Feature Evaluation Metrics for Population Genomic Data

I. Kavakiotis, A. Triantafyllidis, G. Tsoumakas, I. Vlahavas, “Feature Evaluation Metrics for Population Genomic Data”, Proceedings of 8th Hellenic Conference on Artificial Intelligence (SETN 2014)., A. Likas, K. Blekas and D. Kalles (Eds.), Springer, Artificial intelligence: Methods and Applications, LNCS, 8445, pp. 436-441, Ioannina, Greece, 2014

Machine learning, Bioinformatics, SNPs, Single nucleotide polymorphism, Feature selection.
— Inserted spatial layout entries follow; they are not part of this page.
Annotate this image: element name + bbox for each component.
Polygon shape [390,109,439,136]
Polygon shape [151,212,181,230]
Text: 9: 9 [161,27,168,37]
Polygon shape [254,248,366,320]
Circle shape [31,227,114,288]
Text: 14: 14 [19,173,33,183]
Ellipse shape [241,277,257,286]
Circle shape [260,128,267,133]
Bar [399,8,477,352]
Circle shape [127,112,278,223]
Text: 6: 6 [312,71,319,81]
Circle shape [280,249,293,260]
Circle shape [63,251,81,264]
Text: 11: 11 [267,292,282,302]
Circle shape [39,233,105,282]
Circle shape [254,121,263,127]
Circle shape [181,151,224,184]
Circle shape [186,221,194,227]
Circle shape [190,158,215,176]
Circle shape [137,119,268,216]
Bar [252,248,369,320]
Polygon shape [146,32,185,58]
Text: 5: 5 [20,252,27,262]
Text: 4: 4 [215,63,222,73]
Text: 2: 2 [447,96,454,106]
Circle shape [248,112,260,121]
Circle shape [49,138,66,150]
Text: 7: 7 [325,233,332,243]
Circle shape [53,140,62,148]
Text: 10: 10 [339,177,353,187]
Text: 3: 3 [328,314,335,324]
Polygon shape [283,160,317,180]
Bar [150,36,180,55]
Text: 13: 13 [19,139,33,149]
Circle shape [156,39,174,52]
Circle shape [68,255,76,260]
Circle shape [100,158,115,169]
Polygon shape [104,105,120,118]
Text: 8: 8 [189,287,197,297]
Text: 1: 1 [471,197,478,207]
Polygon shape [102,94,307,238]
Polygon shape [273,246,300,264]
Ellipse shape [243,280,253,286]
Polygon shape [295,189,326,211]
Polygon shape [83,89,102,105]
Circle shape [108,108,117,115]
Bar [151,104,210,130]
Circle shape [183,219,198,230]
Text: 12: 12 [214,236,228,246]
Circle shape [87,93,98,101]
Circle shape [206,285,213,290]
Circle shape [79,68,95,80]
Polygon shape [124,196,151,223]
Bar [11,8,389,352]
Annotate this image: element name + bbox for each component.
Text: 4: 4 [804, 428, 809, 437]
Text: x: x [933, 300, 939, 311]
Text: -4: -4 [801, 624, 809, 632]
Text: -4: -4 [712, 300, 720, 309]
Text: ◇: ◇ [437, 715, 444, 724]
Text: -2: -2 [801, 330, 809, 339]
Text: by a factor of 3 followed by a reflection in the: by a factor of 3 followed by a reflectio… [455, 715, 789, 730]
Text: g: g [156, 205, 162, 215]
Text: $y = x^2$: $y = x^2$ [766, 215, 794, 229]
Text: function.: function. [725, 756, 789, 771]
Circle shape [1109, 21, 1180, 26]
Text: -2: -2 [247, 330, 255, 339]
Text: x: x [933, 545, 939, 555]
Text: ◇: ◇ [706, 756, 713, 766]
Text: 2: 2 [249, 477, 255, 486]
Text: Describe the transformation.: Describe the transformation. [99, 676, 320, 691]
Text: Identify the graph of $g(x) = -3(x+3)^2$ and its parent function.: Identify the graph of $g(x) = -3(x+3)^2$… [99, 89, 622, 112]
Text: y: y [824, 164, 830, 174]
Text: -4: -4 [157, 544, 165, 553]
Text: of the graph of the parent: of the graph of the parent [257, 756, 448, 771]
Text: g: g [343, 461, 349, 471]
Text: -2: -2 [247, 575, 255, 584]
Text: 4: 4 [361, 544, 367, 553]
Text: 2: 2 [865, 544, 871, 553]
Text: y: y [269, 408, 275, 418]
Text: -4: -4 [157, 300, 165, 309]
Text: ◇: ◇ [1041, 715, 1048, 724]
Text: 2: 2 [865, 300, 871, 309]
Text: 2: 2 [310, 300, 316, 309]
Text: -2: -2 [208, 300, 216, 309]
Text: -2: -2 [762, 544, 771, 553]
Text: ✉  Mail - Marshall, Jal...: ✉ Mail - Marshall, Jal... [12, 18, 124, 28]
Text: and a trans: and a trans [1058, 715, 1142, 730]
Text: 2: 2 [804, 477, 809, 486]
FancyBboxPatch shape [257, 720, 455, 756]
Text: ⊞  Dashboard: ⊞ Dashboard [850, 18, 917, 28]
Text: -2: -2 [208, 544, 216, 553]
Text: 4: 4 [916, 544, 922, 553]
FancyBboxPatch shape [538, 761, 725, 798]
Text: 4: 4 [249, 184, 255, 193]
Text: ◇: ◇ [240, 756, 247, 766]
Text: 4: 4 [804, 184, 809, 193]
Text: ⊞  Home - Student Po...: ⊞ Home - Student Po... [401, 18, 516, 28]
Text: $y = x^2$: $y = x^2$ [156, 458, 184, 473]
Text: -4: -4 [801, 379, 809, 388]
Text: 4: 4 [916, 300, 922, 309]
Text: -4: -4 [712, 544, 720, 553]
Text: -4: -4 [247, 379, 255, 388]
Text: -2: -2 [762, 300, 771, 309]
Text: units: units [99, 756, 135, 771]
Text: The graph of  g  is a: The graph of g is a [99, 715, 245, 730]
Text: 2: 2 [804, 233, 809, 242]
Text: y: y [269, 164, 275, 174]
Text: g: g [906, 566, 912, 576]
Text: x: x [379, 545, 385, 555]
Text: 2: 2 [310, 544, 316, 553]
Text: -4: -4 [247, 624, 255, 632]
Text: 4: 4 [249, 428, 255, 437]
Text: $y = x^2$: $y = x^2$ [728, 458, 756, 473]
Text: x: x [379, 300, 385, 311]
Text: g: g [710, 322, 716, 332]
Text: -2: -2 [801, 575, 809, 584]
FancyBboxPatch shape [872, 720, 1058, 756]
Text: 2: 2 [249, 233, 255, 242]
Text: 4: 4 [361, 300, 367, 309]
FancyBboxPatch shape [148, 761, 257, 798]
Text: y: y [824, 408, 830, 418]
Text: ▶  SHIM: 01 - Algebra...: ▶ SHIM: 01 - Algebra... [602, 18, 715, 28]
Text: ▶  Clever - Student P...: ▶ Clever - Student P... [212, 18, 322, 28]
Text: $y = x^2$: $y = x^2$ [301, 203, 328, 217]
Single Nucleotide Polymorphisms (SNPs) are considered nowadays one of the most important class of genetic markers with a wide range of applications with both scientific and economic interests. Although the advance of biotechnology has made feasible the production of genome wide SNP datasets, the cost of the production is still high. The transformation of the initial dataset into a smaller one with the same genetic information is a crucial task and it is performed through feature selection. Biologists evaluate features using methods originating from the field of population genetics. Although several studies have been performed in order to compare the existing biological methods, there is a lack of comparison between methods originating from the biology field with others originating from the machine learning. In this study we present some early results which support that biological methods perform slightly better than machine learning methods.